Les pays du Sahel, comme le Mali et le Niger, ont observé une prudence confinant au mutisme. Ils sont pourtant confrontés, depuis le début de la décennie, à la menace d’Al-Qaïda au Maghreb islamique (Aqmi) et du Mouvement pour l’unicité et le jihad en Afrique de l’Ouest (Mujao), ainsi qu’à celle de la katiba de Mokhtar Belmokhtar. Or des informations convergentes émanant de services de renseignements occidentaux suggèrent l’implication de parties qataries dans le soutien, financier et matériel, à ces mouvements. Les présidents Ibrahim Boubacar Keïta et Mahamadou Issoufou avaient participé au sommet arabo-islamo-américain de Riyad les 20 et 21 mai dernier.

  • Le Sénégal soutient l’Arabie Saoudite

Leur réserve contraste avec l’attitude du Sénégal de Macky Sall (présent lui aussi à cette rencontre), qui s’est fendu d’un communiqué pour dire « sa vive préoccupation face à la situation en cours dans la région du Golfe » et pour exprimer « sa solidarité agissante à l’Arabie saoudite, aux Émirats arabes unis, à Bahreïn et à l’Égypte ». Dakar a rappelé pour consultation son ambassadeur à Doha. Cette prise de position, qui n’a pas provoqué de grands débats, le pays étant accaparé par la campagne pour les législatives du 30 juillet, a cependant déconcerté les observateurs.

Certes, le Sénégal a apporté son soutien à l’action de la coalition arabe au Yémen et déployé 2 000 soldats en Arabie saoudite pour protéger les installations pétrolières, et les relations avec Riyad sont au beau fixe. Mais le pays s’était, dans le même temps, beaucoup rapproché du Qatar. Cheikh Tamim n’avait pas hésité à mettre la main à la poche, en 2015, pour aider à boucler le financement du sommet de l’Organisation internationale de la francophonie (OIF) de Dakar. Il avait aussi joué de ses bons offices dans l’affaire Karim Wade et avait accueilli à Doha l’ex-pensionnaire de la prison de Rebeuss.

Djibouti dépend étroitement de Riyad, qui l’a aidé à surmonter une brouille persistante avec les Émirats

  • Le Tchad et Djibouti s’éloignent du Qatar…

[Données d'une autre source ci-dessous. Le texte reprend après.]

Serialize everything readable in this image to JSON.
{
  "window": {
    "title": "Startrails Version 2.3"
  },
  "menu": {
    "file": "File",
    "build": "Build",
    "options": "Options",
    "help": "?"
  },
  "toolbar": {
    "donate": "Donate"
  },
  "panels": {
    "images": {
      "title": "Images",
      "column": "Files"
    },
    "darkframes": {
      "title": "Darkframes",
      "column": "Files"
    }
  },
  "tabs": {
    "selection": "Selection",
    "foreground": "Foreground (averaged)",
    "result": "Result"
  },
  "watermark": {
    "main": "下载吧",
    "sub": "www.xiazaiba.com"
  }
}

Le Tchad d’Idriss Déby Itno a également choisi de rappeler son ambassadeur pour consultation alors que Djibouti, qui offre des facilités logistiques à l’aviation de la coalition arabe antihouthiste, a, pour sa part, décidé de « réduire le niveau de sa représentation diplomatique à Doha », sans aller jusqu’à la rupture. Le pays d’Ismaïl Omar Guelleh n’a pas vraiment le choix : il dépend étroitement de Riyad, qui l’a aidé à surmonter une brouille persistante avec les Émirats (Dubaï a longtemps été le principal investisseur étranger à Djibouti, avant d’être supplanté par la Chine).

 Il fallait faire un choix, les Comores choisissent l’Arabie saoudite, même si le Qatar est un pays frère plus qu’un pays ami

En privé, les officiels djiboutiens ne cachaient pas leur exaspération face aux résultats décevants d’une médiation menée par le Qatar au sujet de militaires djiboutiens capturés par l’Érythrée, jugeant Doha trop complaisant avec Asmara.

  • …et les Comores choisissent la rupture

Les Comores, membres de la Ligue arabe, comme Djibouti, ont pour leur part choisi la rupture. Mais les termes employés par le président Azali Assoumani traduisent son embarras face à une décision qui semble autant subie que voulue : « Il fallait faire un choix, les Comores choisissent l’Arabie saoudite, même si le Qatar est un pays frère plus qu’un pays ami. » Il a ajouté, comme pour se justifier, que l’Arabie saoudite était « le lieu choisi pour faire naître l’islam » et que, à ce titre, « [c’était] aussi notre pays ». En 2015, sous l’impulsion d’Ikililou Dhoinine, Moroni avait déjà rompu avec Téhéran.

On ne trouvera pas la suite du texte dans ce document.